Em vez de lojas fechadas, cobertas por grossa camada de
lama, a região voltou a atrair milhares de pessoas. Além dos próprios
moradores, centenas de turistas voltam aos poucos a frequentar o comércio
local, especialmente conhecido pelas confecções de bom preço e qualidade, muito
buscadas por clientes e revendedores.
Um caso que se tornou emblemático foi o da Livraria Nobel,
que perdeu quase 15 mil livros em seu estoque, no subsolo da loja, inundado
pela chuva em questão de minutos, sem dar tempo aos funcionários fazerem nada,
além de salvarem suas próprias vidas.
“Conseguimos reabrir a loja.
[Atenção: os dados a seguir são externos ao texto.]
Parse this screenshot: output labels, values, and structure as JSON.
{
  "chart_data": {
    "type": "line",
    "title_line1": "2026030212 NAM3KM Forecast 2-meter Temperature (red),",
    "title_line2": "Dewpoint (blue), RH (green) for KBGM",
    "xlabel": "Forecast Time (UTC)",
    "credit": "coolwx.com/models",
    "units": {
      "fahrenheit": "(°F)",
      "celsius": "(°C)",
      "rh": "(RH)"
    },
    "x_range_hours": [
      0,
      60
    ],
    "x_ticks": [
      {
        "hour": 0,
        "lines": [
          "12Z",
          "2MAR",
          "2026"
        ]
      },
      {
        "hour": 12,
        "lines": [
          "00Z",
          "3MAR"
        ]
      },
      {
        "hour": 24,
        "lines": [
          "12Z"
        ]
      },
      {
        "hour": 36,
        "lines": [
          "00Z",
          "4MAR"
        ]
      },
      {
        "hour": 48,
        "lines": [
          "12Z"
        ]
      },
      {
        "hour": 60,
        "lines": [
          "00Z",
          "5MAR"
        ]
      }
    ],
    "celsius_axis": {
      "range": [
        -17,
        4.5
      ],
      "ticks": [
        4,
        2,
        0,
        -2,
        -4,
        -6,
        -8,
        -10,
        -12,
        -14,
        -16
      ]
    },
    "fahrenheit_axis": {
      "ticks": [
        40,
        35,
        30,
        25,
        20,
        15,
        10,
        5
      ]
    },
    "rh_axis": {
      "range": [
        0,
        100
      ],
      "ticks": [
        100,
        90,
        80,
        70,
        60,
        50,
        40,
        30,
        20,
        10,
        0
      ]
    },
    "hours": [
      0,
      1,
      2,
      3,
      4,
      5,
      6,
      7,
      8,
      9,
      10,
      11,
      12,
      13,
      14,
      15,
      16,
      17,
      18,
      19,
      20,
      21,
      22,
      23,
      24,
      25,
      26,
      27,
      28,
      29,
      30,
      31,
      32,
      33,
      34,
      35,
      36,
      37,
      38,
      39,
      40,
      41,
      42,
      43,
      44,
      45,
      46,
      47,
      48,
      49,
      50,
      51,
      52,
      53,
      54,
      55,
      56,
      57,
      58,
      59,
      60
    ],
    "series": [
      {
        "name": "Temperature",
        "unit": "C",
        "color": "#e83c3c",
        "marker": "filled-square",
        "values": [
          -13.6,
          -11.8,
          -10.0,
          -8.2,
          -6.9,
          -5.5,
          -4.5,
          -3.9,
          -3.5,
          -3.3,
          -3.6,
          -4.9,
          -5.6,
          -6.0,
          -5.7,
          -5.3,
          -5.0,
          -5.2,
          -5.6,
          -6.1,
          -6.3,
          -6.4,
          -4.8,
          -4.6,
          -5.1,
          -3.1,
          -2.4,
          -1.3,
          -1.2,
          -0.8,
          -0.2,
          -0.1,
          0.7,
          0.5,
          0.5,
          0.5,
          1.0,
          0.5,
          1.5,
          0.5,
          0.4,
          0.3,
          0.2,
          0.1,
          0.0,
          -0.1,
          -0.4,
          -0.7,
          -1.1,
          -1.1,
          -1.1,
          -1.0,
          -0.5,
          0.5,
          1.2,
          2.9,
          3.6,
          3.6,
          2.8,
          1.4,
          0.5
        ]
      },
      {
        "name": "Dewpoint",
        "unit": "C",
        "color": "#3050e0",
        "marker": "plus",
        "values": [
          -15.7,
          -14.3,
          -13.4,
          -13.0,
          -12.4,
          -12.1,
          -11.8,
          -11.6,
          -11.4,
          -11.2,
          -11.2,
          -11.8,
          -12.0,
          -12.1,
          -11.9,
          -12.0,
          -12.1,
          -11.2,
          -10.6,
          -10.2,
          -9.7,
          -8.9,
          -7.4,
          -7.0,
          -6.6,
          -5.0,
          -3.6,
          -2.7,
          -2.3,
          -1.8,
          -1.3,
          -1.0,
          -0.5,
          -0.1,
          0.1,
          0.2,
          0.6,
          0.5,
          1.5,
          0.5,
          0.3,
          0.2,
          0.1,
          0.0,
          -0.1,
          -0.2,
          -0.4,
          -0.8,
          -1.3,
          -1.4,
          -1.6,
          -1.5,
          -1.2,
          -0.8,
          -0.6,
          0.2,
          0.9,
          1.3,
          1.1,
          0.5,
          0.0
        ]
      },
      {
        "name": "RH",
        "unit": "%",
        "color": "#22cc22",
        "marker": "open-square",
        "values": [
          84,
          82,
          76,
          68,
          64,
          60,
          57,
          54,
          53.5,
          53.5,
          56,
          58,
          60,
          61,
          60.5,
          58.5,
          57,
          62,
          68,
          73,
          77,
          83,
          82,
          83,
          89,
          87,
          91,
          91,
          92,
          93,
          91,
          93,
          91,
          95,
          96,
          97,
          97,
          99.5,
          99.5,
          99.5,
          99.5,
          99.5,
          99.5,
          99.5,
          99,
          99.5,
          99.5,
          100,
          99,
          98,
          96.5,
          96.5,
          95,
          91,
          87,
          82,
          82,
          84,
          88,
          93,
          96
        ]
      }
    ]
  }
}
E para isso tivemos muito
carinho da população. Foi muito rápido. Quando entrou pela porta da frente, o
meu filho já saiu dali com água na cintura. O prejuízo é grande. Não perdemos
só os livros, foram cinco computadores, móveis, divisórias. Agora, quando
começa a chover, fica todo mundo tenso e traumatizado”, contou a proprietária,
Sandra Madeira, que nem por isso pensou em desistir. Afinal, Petrópolis só tem
duas livrarias: a Nobel e a Vozes.
Prefeitura
Procurada para se manifestar sobre os problemas na concessão
dos aluguéis sociais, a prefeitura de Petrópolis respondeu que o último
balanço, de 10 de março, inclui 170 aluguéis sociais. "Importante dizer
que a prefeitura fez todos os esforços para agilizar a concessão de aluguéis
sociais. Um grupo de trabalho, que envolve todas as secretarias, atua na ponta,
auxiliando as famílias na busca por moradia segura. O município também liberou
a exigência do laudo da Defesa Civil pelo período de 60 dias, justamente para
acelerar o processo", escreveu a prefeitura em nota.
Até o momento, foram 1.778 laudos concluídos e 3.012 estão
em andamento. No total, a Defesa Civil tem 5.802 ocorrências registradas.